`Zombie' patients tell of crueltyHAYDON DEWES - The Dominion Post | Friday, 29 June 2007
The voices of about 400 former patients have been recorded by a confidential forum, chaired by former principal Family Court judge Patrick Mahony, painting a grim picture of abuse in state-run institutions from the 1940s till 1992.
The Government acknowledged the accuracy of the report yesterday and did not rule out making apologies or paying compensation.
But it is treading carefully as it weighs up the potential costs of doing so.
However, the findings are expected to bolster legal action planned by about 230 former patients, starting late this year.
Releasing the report yesterday, Judge Mahony said there was "potency" about the common themes that emerged from the experiences of unconnected people in different places at different times.
Patients from 53 hospitals or clinics, including Porirua Hospital, Lake Alice Hospital, near Marton, and Levin's Kimberley Hospital, spoke of being sexually abused by patients or staff. Punishment was meted out through violence, electroconvulsive therapy and heavy medication.
They also detailed highly regimented daily routines, crowded dormitories, dirty and smoky day rooms and of a lack of privacy for using toilets and bathing.
"Many used the word `zombie' to describe how they felt," Judge Mahony said.
"It was an atmosphere pervaded by a sense of hopelessness in which they felt trapped."
Daily routines were degrading and humiliating, the report says.
Patients told of being lined up naked and hosed down before showering and being made to bathe in dirty, cold water. Some talked of poor sanitation and of housing infested with rats and cockroaches.
Former institution staff also came forward, with some defending their behaviour as being in tune with the "out of sight, out of mind" attitudes of the day. Others spoke of trying to stop abuse, but of being stonewalled by senior staff - and even reprimanded and intimidated. Some told of patients being sterilised without consent.
The confidential forum was set up in 2004 as a wave of grievances emerged after the Government paid compensation to former Lake Alice patients two years earlier.
A former Porirua Hospital patient is to have her allegations of mistreatment 50 years ago heard in the High Court at Wellington in October. She will be the first of about 230 former patients from the same hospital fighting to have their cases heard.
Judge Mahony said the forum was not an attempt to sidestep compensation, which remained an option.

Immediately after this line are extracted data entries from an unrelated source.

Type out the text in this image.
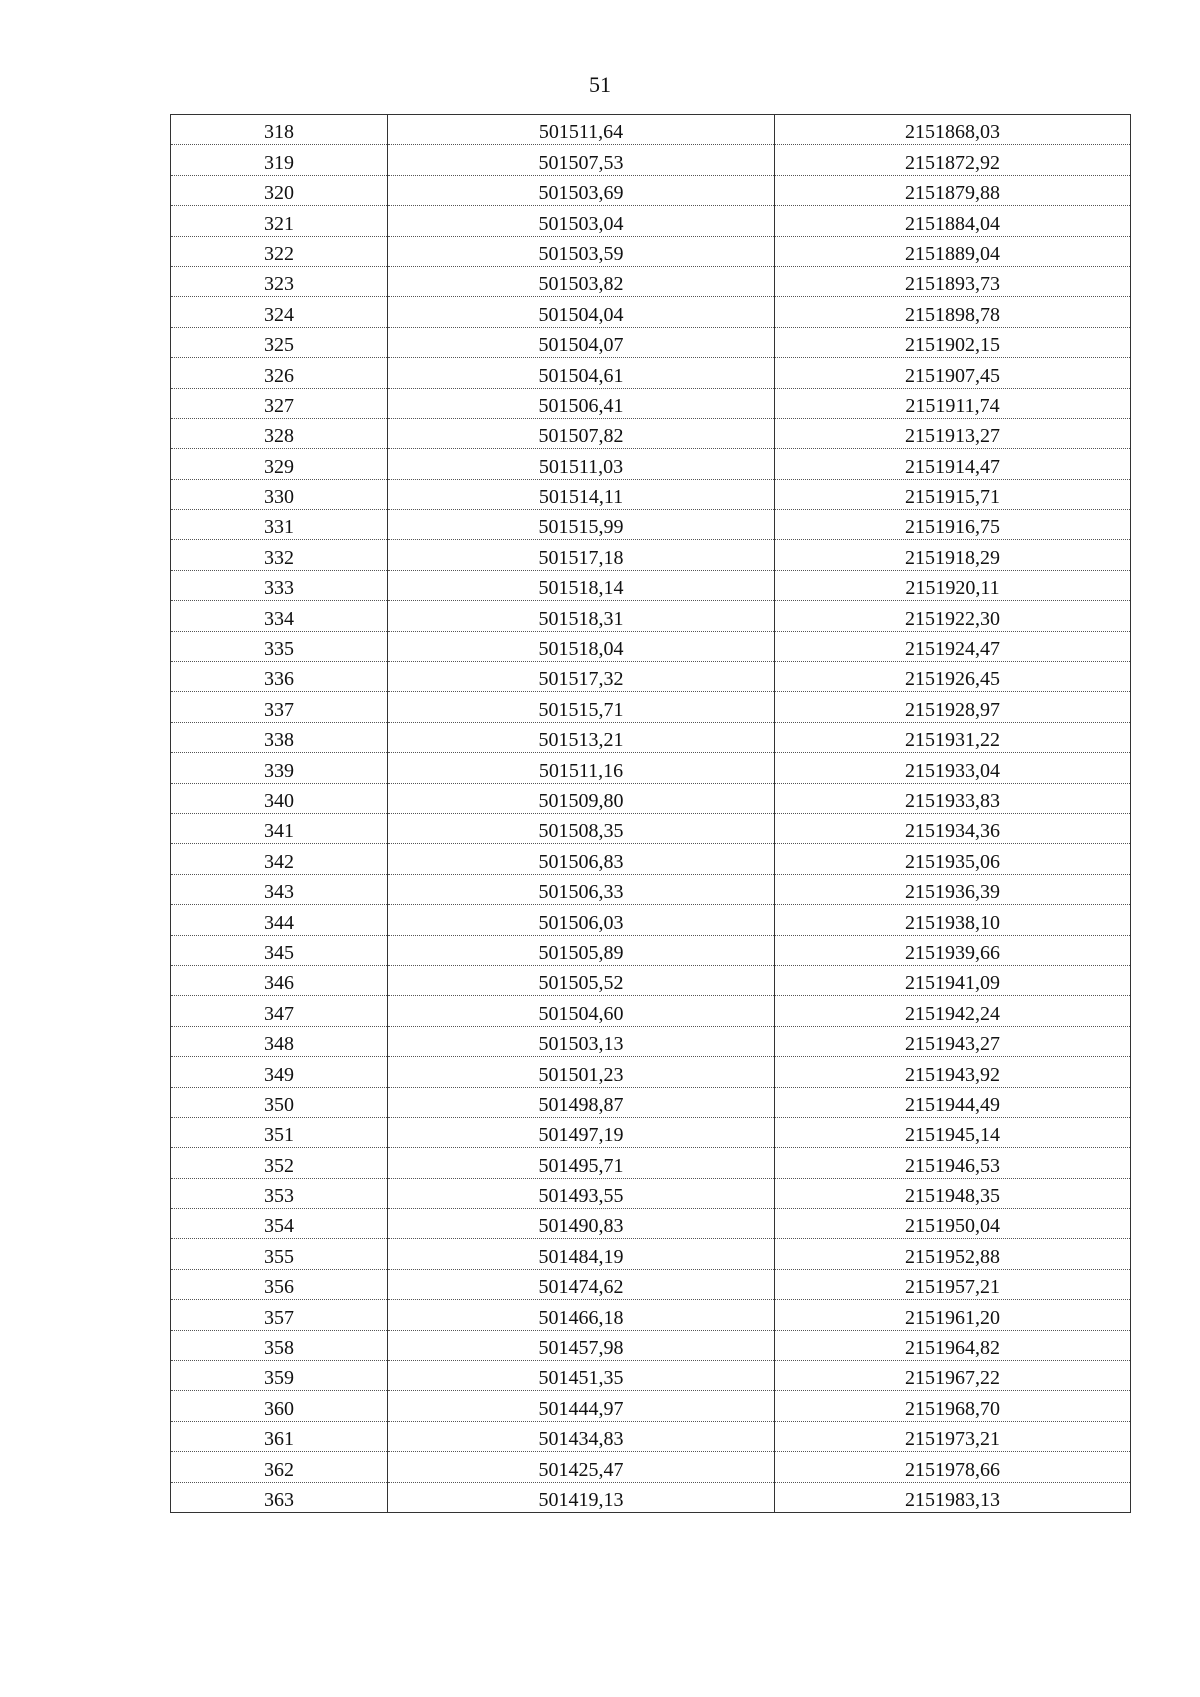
51
318	501511,64	2151868,03
319	501507,53	2151872,92
320	501503,69	2151879,88
321	501503,04	2151884,04
322	501503,59	2151889,04
323	501503,82	2151893,73
324	501504,04	2151898,78
325	501504,07	2151902,15
326	501504,61	2151907,45
327	501506,41	2151911,74
328	501507,82	2151913,27
329	501511,03	2151914,47
330	501514,11	2151915,71
331	501515,99	2151916,75
332	501517,18	2151918,29
333	501518,14	2151920,11
334	501518,31	2151922,30
335	501518,04	2151924,47
336	501517,32	2151926,45
337	501515,71	2151928,97
338	501513,21	2151931,22
339	501511,16	2151933,04
340	501509,80	2151933,83
341	501508,35	2151934,36
342	501506,83	2151935,06
343	501506,33	2151936,39
344	501506,03	2151938,10
345	501505,89	2151939,66
346	501505,52	2151941,09
347	501504,60	2151942,24
348	501503,13	2151943,27
349	501501,23	2151943,92
350	501498,87	2151944,49
351	501497,19	2151945,14
352	501495,71	2151946,53
353	501493,55	2151948,35
354	501490,83	2151950,04
355	501484,19	2151952,88
356	501474,62	2151957,21
357	501466,18	2151961,20
358	501457,98	2151964,82
359	501451,35	2151967,22
360	501444,97	2151968,70
361	501434,83	2151973,21
362	501425,47	2151978,66
363	501419,13	2151983,13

But he said most simply wanted an apology from the Government for abuse that was "deeply humiliating and demeaning, often taking a life-long toll".

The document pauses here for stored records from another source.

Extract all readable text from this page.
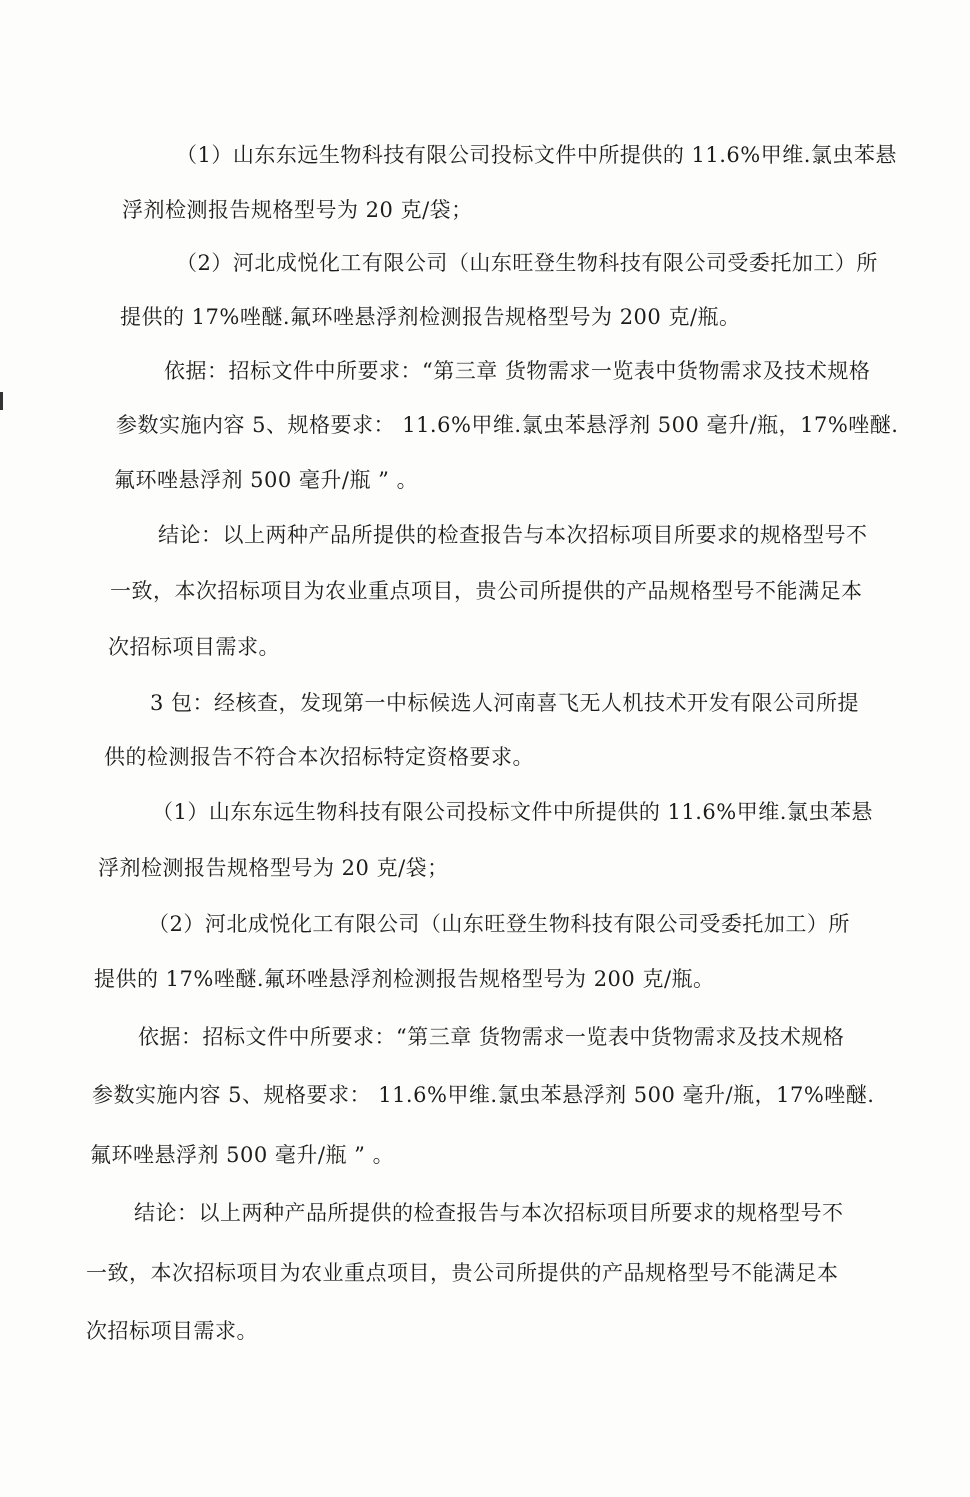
（1）山东东远生物科技有限公司投标文件中所提供的 11.6%甲维.氯虫苯悬
浮剂检测报告规格型号为 20 克/袋；
（2）河北成悦化工有限公司（山东旺登生物科技有限公司受委托加工）所
提供的 17%唑醚.氟环唑悬浮剂检测报告规格型号为 200 克/瓶。
依据：招标文件中所要求：“第三章 货物需求一览表中货物需求及技术规格
参数实施内容 5、规格要求： 11.6%甲维.氯虫苯悬浮剂 500 毫升/瓶，17%唑醚.
氟环唑悬浮剂 500 毫升/瓶 ” 。
结论：以上两种产品所提供的检查报告与本次招标项目所要求的规格型号不
一致，本次招标项目为农业重点项目，贵公司所提供的产品规格型号不能满足本
次招标项目需求。
3 包：经核查，发现第一中标候选人河南喜飞无人机技术开发有限公司所提
供的检测报告不符合本次招标特定资格要求。
（1）山东东远生物科技有限公司投标文件中所提供的 11.6%甲维.氯虫苯悬
浮剂检测报告规格型号为 20 克/袋；
（2）河北成悦化工有限公司（山东旺登生物科技有限公司受委托加工）所
提供的 17%唑醚.氟环唑悬浮剂检测报告规格型号为 200 克/瓶。
依据：招标文件中所要求：“第三章 货物需求一览表中货物需求及技术规格
参数实施内容 5、规格要求： 11.6%甲维.氯虫苯悬浮剂 500 毫升/瓶，17%唑醚.
氟环唑悬浮剂 500 毫升/瓶 ” 。
结论：以上两种产品所提供的检查报告与本次招标项目所要求的规格型号不
一致，本次招标项目为农业重点项目，贵公司所提供的产品规格型号不能满足本
次招标项目需求。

Health Minister Pete Hodgson said the Government would consider both options but had to carefully weigh up each. Compensation could be costly both for the Crown and for litigants, who would also have to relive their experiences. Deciding what and who to apologise for would also be problematic.
"Some people ... thought they were doing their best in the absence of knowledge and changed values that we now have."
Attorney-General Michael Cullen said the priority was to find ways former patients could get closure and satisfaction in a respectful and non-adversarial way. How that would be achieved was still an open question.
Meanwhile, the Government is likely to extend the forum process to cover anyone institutionalised between 1940 and 1992, not just former psychiatric patients.